Lockit -> RE: Newbie confusion on Compliments (7/10/2011 2:48:36 PM)

quote:

ORIGINAL: BlackTigerDragon

I like the fuckwits that take one look at my profile pic and say 'you have beutiful EYES'! *Facepalm*


Awww, the meds must be getting to me! I just pictured little faces painted on your toes and I thought you had beautiful eyes too! hehe

OP, I am one that hates pretty words. In context, with someone I know, I love pretty words as I know they are real and not said to move me in a wrong way. The best compliment I have ever had came from someone I knew. He was married and had some marital issues I was helping him with and after working with his wife and effecting some change... he said... you are our angel, you saved our marriage and I am in love with your brain. I valued this because he knew me, he meant what he said and my looks had nothing to do with it. All I had worked for my whole life had something to do with it, not just some goods I was born with.

Walk in the door complimenting a woman like me and you will be walking right back out that door if the compliment is about my appearance or seems to be buttering me up. Stick to compliments about the profile and what she says and keep it mild at that. Let her know you see who she is and then the compliments will actually mean something.
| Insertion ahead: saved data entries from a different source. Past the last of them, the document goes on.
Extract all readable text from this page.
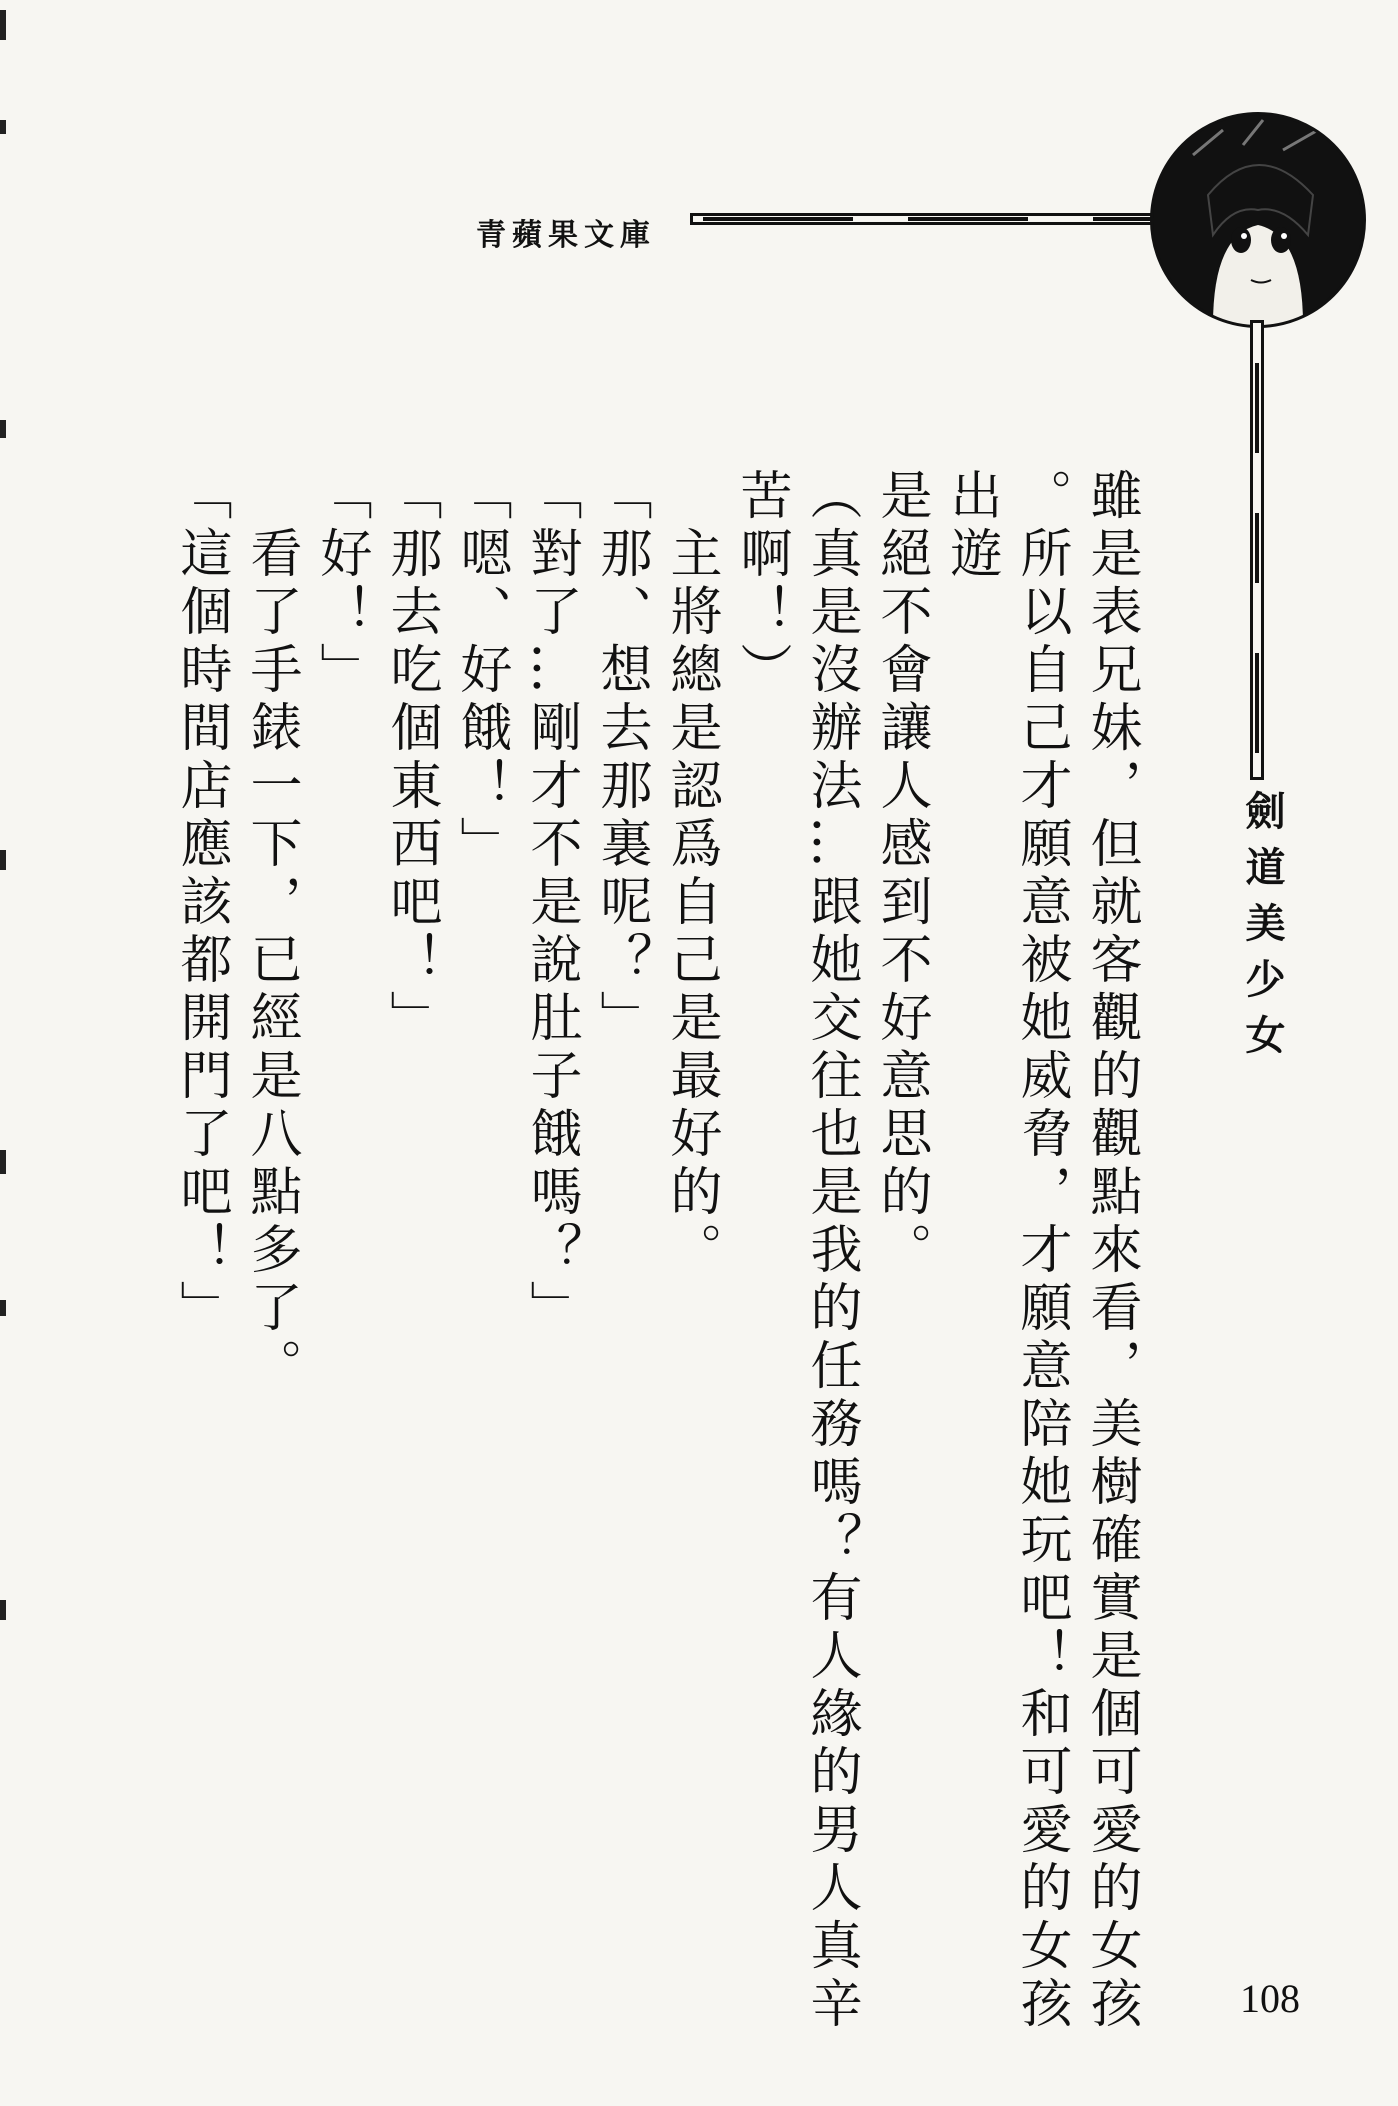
青蘋果文庫
劍道美少女

雖是表兄妹，但就客觀的觀點來看，美樹確實是個可愛的女孩

。所以自己才願意被她威脅，才願意陪她玩吧！和可愛的女孩出遊

是絕不會讓人感到不好意思的。

（真是沒辦法…跟她交往也是我的任務嗎？有人緣的男人真辛

苦啊！）

　主將總是認爲自己是最好的。

「那、想去那裏呢？」

「對了…剛才不是說肚子餓嗎？」

「嗯、好餓！」

「那去吃個東西吧！」

「好！」

　看了手錶一下，已經是八點多了。

「這個時間店應該都開門了吧！」

108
The men that have gotten my attention very quickly, most often made me laugh or sent an email that showed they read my profile, got some of it, understood how what I said might effect my life and addressed me as Lockit and who Lockit was.




PeonForHer -> RE: Newbie confusion on Compliments (7/10/2011 3:43:12 PM)


quote:

ORIGINAL: LockitWalk in the door complimenting a woman like me and you will be walking right back out that door if the compliment is about my appearance or seems to be buttering me up.


Well said, my flame-haired pocket Venus!